Trotzdem hörte sie, wie Julia schuldbewußt zu dem Professor sagte: »Wir haben den Brief immer noch nicht gefunden!«
Christine hörte seine Antwort nicht, aber der Gedanke an das verschwundene, kostbare Dokument verstärkte ihre bedrückte Stimmung noch zusätzlich. Florentine sah sich nach ihrer Mutter um und lief schnell zu ihr. Christine lächelte ihrer kleinen Tochter zu und faßte sie an der Hand. Sie nahm sich ganz fest vor, dem Mann, zu dem sie sich auf so unerklärliche Weise, mit fast schmerzhafter Sehnsucht hingezogen fühlte, bei der erstbesten Gelegenheit zu erzählen, daß sie gebunden sei.
Nach einer knappen Viertelstunde kamen sie aus dem Tannendunkel in eine helle Buchenwaldung.
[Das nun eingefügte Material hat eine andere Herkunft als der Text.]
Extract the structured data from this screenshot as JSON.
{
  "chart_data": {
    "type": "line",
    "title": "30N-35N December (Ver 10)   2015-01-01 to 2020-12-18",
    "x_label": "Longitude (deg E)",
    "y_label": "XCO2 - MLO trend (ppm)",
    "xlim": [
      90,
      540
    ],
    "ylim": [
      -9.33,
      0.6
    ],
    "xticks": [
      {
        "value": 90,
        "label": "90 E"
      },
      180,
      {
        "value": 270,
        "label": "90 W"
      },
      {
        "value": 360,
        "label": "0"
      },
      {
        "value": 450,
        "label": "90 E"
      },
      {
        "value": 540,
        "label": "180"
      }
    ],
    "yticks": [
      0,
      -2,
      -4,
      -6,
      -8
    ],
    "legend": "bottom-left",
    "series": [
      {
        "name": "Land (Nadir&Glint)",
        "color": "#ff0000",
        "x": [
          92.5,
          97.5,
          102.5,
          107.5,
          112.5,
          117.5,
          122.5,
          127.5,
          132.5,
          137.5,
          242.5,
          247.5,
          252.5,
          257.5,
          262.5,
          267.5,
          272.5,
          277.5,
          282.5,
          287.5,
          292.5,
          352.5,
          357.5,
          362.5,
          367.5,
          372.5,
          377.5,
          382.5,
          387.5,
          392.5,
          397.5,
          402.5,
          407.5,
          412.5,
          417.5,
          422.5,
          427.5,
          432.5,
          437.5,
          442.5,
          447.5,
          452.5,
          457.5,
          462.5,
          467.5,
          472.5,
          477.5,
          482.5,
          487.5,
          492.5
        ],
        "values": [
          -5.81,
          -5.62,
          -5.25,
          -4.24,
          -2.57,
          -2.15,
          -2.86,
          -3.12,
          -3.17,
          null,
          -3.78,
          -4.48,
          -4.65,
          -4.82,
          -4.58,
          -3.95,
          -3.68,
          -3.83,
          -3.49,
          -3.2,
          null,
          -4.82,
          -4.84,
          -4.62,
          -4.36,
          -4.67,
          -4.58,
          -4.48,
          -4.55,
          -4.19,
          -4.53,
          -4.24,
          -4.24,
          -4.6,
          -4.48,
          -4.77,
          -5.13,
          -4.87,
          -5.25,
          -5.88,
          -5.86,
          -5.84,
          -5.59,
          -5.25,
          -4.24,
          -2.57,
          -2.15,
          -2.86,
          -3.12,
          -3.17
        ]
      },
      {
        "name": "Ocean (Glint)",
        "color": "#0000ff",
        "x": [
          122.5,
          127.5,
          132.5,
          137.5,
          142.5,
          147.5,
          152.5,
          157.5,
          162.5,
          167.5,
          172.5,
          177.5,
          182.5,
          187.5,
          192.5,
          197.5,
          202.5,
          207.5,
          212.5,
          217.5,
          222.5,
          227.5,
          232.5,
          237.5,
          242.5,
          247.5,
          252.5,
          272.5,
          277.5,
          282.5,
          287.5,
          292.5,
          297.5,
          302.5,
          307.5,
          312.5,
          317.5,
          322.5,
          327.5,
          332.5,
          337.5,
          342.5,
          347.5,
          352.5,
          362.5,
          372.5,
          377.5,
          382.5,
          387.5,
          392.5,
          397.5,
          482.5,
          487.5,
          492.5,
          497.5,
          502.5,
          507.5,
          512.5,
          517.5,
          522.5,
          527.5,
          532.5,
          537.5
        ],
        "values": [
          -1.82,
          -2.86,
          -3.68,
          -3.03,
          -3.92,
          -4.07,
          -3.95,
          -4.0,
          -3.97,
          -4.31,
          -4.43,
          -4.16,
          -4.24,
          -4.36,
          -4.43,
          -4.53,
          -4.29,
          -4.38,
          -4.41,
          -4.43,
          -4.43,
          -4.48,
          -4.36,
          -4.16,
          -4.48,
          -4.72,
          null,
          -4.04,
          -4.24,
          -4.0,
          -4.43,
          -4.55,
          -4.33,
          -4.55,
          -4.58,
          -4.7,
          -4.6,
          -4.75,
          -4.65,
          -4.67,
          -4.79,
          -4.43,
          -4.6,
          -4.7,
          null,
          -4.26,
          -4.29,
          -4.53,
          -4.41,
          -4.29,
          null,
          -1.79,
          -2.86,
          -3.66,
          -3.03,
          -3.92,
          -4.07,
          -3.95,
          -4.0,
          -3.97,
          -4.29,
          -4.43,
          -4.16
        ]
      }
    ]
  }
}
Alles war licht und grün, und die Sonne malte durch die Zweige hindurch Muster auf den Waldboden. Auf dem Picknickplatz, der von mächtigen Buchen überschattet wurde, waren keine anderen Ausflügler zu sehen. Onkel Heinrich baute den mitgebrachten Gaskocher auf, um Kaffee zu kochen, aber das Gerät funktionierte nicht. »Es geht doch auch ohne«, sagte Frau Falkenroth. »Ich habe Tee in einer Thermoskanne dabei.«
Aber der alte Mann bestand auf dem Kaffee, an den er gewöhnt war. »Wir kriegen schon ein Feuerchen zustande, die Kinder müssen bloß ein paar dürre Zweige im Wald sammeln«, meinte er. Julia und Markus, die sich sofort auf die Schaukeln auf dem Spielplatz gestürzt hatten, schwangen sich sofort herab. Sie waren von der Aussicht begeistert, zu dem Festmahl etwas beitragen zu können.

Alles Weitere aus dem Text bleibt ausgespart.